Desert Leafcutter Ant


DLA (1)(2)(3)

  • DLA is one of 47 species of leafcutter ants that inhabit the Southern US, Mexico, Central and South America.

  • Color-dark reddish brown with spikes on the back.

  • Bite/Sting-typically do not sting but can bite if provoked.

  • Each DLA has a specific role in the colony:

    • Queen-only DLA that lays eggs and produces more ants including queens.

    • Forager-searches areas around the nest for plant material (leaves, grass, flowers, etc.) and alerts the other foragers to assist with cutting the plant material into smaller pieces and bring them back to the nest.

    • Guards-ride shotgun on the plant material being transported back to the nest and keeps watch for a parasitic fly that can kill a DLA.

    • Gardeners-DLA does not actually eat the plant material. They mix the plant material with their saliva and a fungus that converts the plant material cellulose into carbohydrates and the DLA then eats the fungus for nourishment.

    • Excavators-create the tunnels and chambers (fungal gardens, storage, waste dumps, etc.) in the nest by removing one soil granule at a time and depositing at the outside of the nest.

    • Soldiers-protect the nest and queen from threats.

DLA Foraging & The Nest (4) (5)

  • Nest colony can have upwards of 50,000 workers.

  • Nest has many chambers each serving a specific function:

    • Fungal Garden-this is where the gardeners do their work to make food for the colony.

    • Storage-excess plant material is stored for use in the fungal garden.

    • Waste-infectious fungus and pathogens waste is stored to insure colony does not get sick.

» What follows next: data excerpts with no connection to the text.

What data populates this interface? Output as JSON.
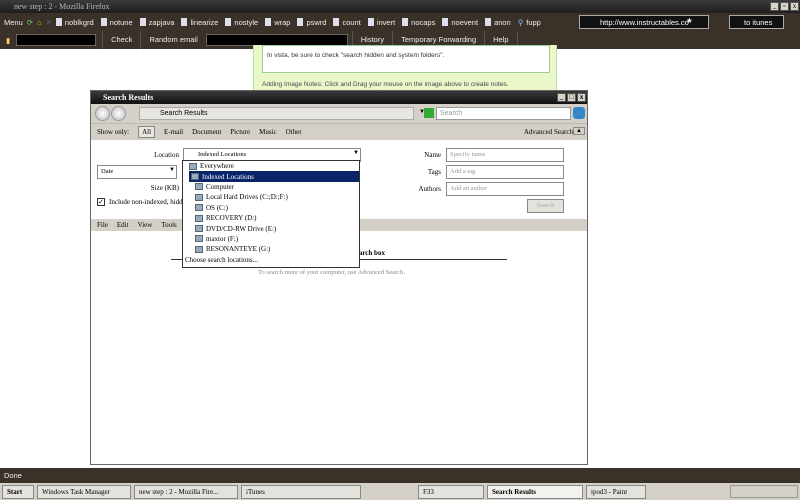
{
  "browser": {
    "title": "new step : 2 - Mozilla Firefox",
    "menu": "Menu",
    "bookmarks": [
      "noblkgrd",
      "notune",
      "zapjava",
      "linearize",
      "nostyle",
      "wrap",
      "pswrd",
      "count",
      "invert",
      "nocaps",
      "noevent",
      "anon",
      "fupp"
    ],
    "url": "http://www.instructables.co",
    "search": "to itunes",
    "toolbar": {
      "check": "Check",
      "random_email": "Random email",
      "history": "History",
      "temp_forwarding": "Temporary Forwarding",
      "help": "Help"
    },
    "status": "Done"
  },
  "page": {
    "note": "In vista, be sure to check \"search hidden and system folders\".",
    "image_notes": "Adding Image Notes: Click and Drag your mouse on the image above to create notes."
  },
  "search_window": {
    "title": "Search Results",
    "address": "Search Results",
    "search_placeholder": "Search",
    "show_only": "Show only:",
    "filters": [
      "All",
      "E-mail",
      "Document",
      "Picture",
      "Music",
      "Other"
    ],
    "advanced": "Advanced Search",
    "location_label": "Location",
    "location_value": "Indexed Locations",
    "date_value": "Date",
    "size_label": "Size (KB)",
    "include_label": "Include non-indexed, hidd",
    "name_label": "Name",
    "name_placeholder": "Specify name",
    "tags_label": "Tags",
    "tags_placeholder": "Add a tag",
    "authors_label": "Authors",
    "authors_placeholder": "Add an author",
    "search_button": "Search",
    "menu": [
      "File",
      "Edit",
      "View",
      "Tools"
    ],
    "dropdown": [
      "Everywhere",
      "Indexed Locations",
      "Computer",
      "Local Hard Drives (C:;D:;F:)",
      "OS (C:)",
      "RECOVERY (D:)",
      "DVD/CD-RW Drive (E:)",
      "maxtor (F:)",
      "RESONANTEYE (G:)",
      "Choose search locations..."
    ],
    "hint_title": "search box",
    "hint": "To search more of your computer, use Advanced Search."
  },
  "taskbar": {
    "start": "Start",
    "items": [
      "Windows Task Manager",
      "new step : 2 - Mozilla Fire...",
      "iTunes",
      "F33",
      "Search Results",
      "ipod3 - Paint"
    ]
  }
}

  • Foragers typically follow specific paths from the plant material source to the nest.

  • Foraging occurs nocturnally in summer due to high soil temperatures.

  • Foragers can make up to 300,000 trips in one 24-hour period.

  • DLA can sense changes in atmospheric pressure and cease foraging when it rains.


Harvester Ant



HA (6)(7)

  • There are 22 HA species in the US and many of them reside in Arizona.

  • Color-dark reddish brown or black depending on species.

  • Bite/Sting-very toxic venom and can produce intense pain in humans for 4 hours.

  • Each HA has a specific role in the colony:

    • Queen-only HA that lays eggs and produces more ants including alates (fertile males and females that leave nest and form new colonies).

    • Patroller-searches areas around the nest for grass to harvest seeds and alerts the Harvesters. Needle Gramma is the favored HA grass treat.

    • Harvester-collect and harvest seeds from the grass.

    • Midden Worker-deposits trash and grass husks around the outside of the mound.

    • Excavators-create the tunnels and chambers in the nest by removing one soil granule at a time and depositing at the outside of the nest.

    • Maintenance Workers-repair nest and take care of queen and young ants.

HA Foraging & The Nest (8) (9)

  • Nest colony can have upwards of 10,000 workers.

  • Nest has many chambers each serving a specific function:

    • Storage-seed is stored for food.

    • Brood-home for queen and young ants.

  • Foragers go to specific zones around the nest identified by the Patroller.

  • Foragers extend a maximum of 130 feet from the nest and stay out about 20-30 minutes per trip.

  • Foraging occurs during daylight hours.